Wajib pajak sesuai ayat 1 bertanggung jawab secara pribadi atau renteng pada setiap pembayaran pajak terutang. Segala hal pengecualian dapat dipertimbangkan kembali oleh Ditjen Pajak apabila wakil wajib pajak dapat membuktikan serta meyakinkan jika pihak yang diwakilkan tidak mungkin dimintai pertanggungjawaban.

Pasal 32 Ayat 3

Ditjen Pajak melakukan kelonggaran terhadap wajib pajak yang meminta bantuan pada pihak lain dalam mengurusi perpajakannya. Bantuan ini meliputi pelaksanaan kewajiban formal dan material serta pemenuhan hak wajib pajak sesuai undang-undang perpajakan. 

Pasal 32 Ayat 3a

Persyaratan maupun pelaksanaan hak serta kewajiban kuasa seperti yang telah disebutkan di ayat 3 telah diatur dengan atau berdasar Peraturan Menteri Keuangan.

Pasal 32 Ayat 4

Adapun pengertian pengurus yang disebutkan di ayat 1 yakni orang yang mempunyai wewenang dalam menentukan kebijaksanaan dan/atau mengambil keputusan dalam rangka menjalankan kegiatan perusahaan. Contoh, penandatanganan kontrak pihak ketiga, penandatanganan cek, dan sebagainya walaupun nama orang tersebut tidak tercantum dalam susunan pengurus dalam akta pendirian ataupun akta perubahan, termasuk pengertian pengurus.

 

Syarat Kuasa yang Ditunjuk

Tidak setiap pihak dapat ditunjuk sebagai wakil maupun kuasa wajib pajak dalam mengurus perpajakan. Jika mengacu pada PMK RI Nomor 229/PMK.03/2014 Pasal 2 ayat 4, seorang kuasa pajak dapat meliputi konsultan pajak serta karyawan wajib pajak. 

Kemudian, kedua orang ini perlu memenuhi syarat dan ketentuan yang ditetapkan pada pasal 4 dari peraturan yang sama, dirangkum sebagai berikut:

  • Menguasai dan memahami ketentuan peraturan perundang-undangan di bidang perpajakan.
  • Memiliki surat kuasa khusus dari wajib pajak yang menyerahkan kuasa.
  • Mempunyai NPWP.
  • Sudah melaporkan SPT Pajak Penghasilan Tahun Pajak terakhir, kecuali terhadap seorang kuasa yang Tahun Pajak terakhir belum mempunyai kewajiban dalam menyampaikan SPT Pajak Penghasilan.
  • Tidak pernah dipidana akibat melakukan tindak pidana di bidang perpajakan.

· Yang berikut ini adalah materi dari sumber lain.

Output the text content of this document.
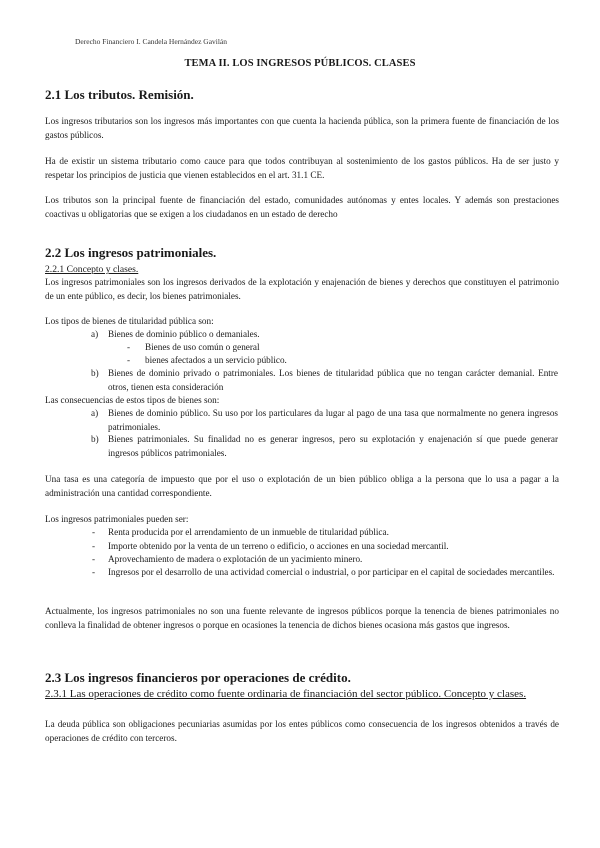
Derecho Financiero I. Candela Hernández Gavilán
TEMA II. LOS INGRESOS PÚBLICOS. CLASES
2.1 Los tributos. Remisión.

Los ingresos tributarios son los ingresos más importantes con que cuenta la hacienda pública, son la primera fuente de financiación de los gastos públicos.

Ha de existir un sistema tributario como cauce para que todos contribuyan al sostenimiento de los gastos públicos. Ha de ser justo y respetar los principios de justicia que vienen establecidos en el art. 31.1 CE.

Los tributos son la principal fuente de financiación del estado, comunidades autónomas y entes locales. Y además son prestaciones coactivas u obligatorias que se exigen a los ciudadanos en un estado de derecho

2.2 Los ingresos patrimoniales.
2.2.1 Concepto y clases.

Los ingresos patrimoniales son los ingresos derivados de la explotación y enajenación de bienes y derechos que constituyen el patrimonio de un ente público, es decir, los bienes patrimoniales.

Los tipos de bienes de titularidad pública son:
a) Bienes de dominio público o demaniales.

- Bienes de uso común o general

- bienes afectados a un servicio público.

b) Bienes de dominio privado o patrimoniales. Los bienes de titularidad pública que no tengan carácter demanial. Entre otros, tienen esta consideración

Las consecuencias de estos tipos de bienes son:
a) Bienes de dominio público. Su uso por los particulares da lugar al pago de una tasa que normalmente no genera ingresos patrimoniales.

b) Bienes patrimoniales. Su finalidad no es generar ingresos, pero su explotación y enajenación sí que puede generar ingresos públicos patrimoniales.

Una tasa es una categoría de impuesto que por el uso o explotación de un bien público obliga a la persona que lo usa a pagar a la administración una cantidad correspondiente.

Los ingresos patrimoniales pueden ser:
- Renta producida por el arrendamiento de un inmueble de titularidad pública.

- Importe obtenido por la venta de un terreno o edificio, o acciones en una sociedad mercantil.

- Aprovechamiento de madera o explotación de un yacimiento minero.

- Ingresos por el desarrollo de una actividad comercial o industrial, o por participar en el capital de sociedades mercantiles.

Actualmente, los ingresos patrimoniales no son una fuente relevante de ingresos públicos porque la tenencia de bienes patrimoniales no conlleva la finalidad de obtener ingresos o porque en ocasiones la tenencia de dichos bienes ocasiona más gastos que ingresos.

2.3 Los ingresos financieros por operaciones de crédito.
2.3.1 Las operaciones de crédito como fuente ordinaria de financiación del sector público. Concepto y clases.

La deuda pública son obligaciones pecuniarias asumidas por los entes públicos como consecuencia de los ingresos obtenidos a través de operaciones de crédito con terceros.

Kemudian pada pasal 5 ayat 1 dan 2, terdapat penjelasan lebih lanjut tentang masing-masing kuasa pajak, diantaranya yaitu:

  • Konsultan pajak dianggap menguasai ketentuan peraturan perundang-perundangan di bidang perpajakan sebagaimana dimaksud dalam Pasal 4 huruf a, jika mempunyai izin praktik konsultan pajak yang diterbitkan oleh Ditjen Pajak atau pejabat yang ditunjuk, serta perlu menyerahkan Surat Pernyataan sebagai konsultan pajak. 
  • Karyawan wajib pajak dianggap menguasai ketentuan peraturan perundang-undangan di bidang perpajakan sebagaimana Pasal 4 huruf a jika mempunyai:
  1. Sertifikat brevet dalam bidang perpajakan yang dikeluarkan oleh lembaga pendidikan kursus brevet pajak;
  2. Ijazah pendidikan formal di bidang perpajakan, sekurang-kurangnya tingkat Diploma III yang diterbitkan Perguruan Tinggi Negeri atau Swasta dengan status terakreditasi A;
  3. Sertifikat konsultan pajak yang dikeluarkan oleh Panitia Penyelenggara Sertifikasi Konsultan Pajak. 

Baca Juga: Fakta Tentang Pengadilan Pajak yang Perlu Anda Ketahui

Tugas Pihak yang Diberi Kuasa

Setelah mendapat kuasa dari wajib pajak, pihak terkait tidak diperbolehkan menyerahkan kuasa tersebut kepada orang lain. Akan tetapi, kuasa dapat meminta orang lain atau karyawannya dalam menyampaikan dan/atau menerima dokumen perpajakan tertentu yang diperlukan kepada dan/atau dari pegawai Ditjen Pajak. 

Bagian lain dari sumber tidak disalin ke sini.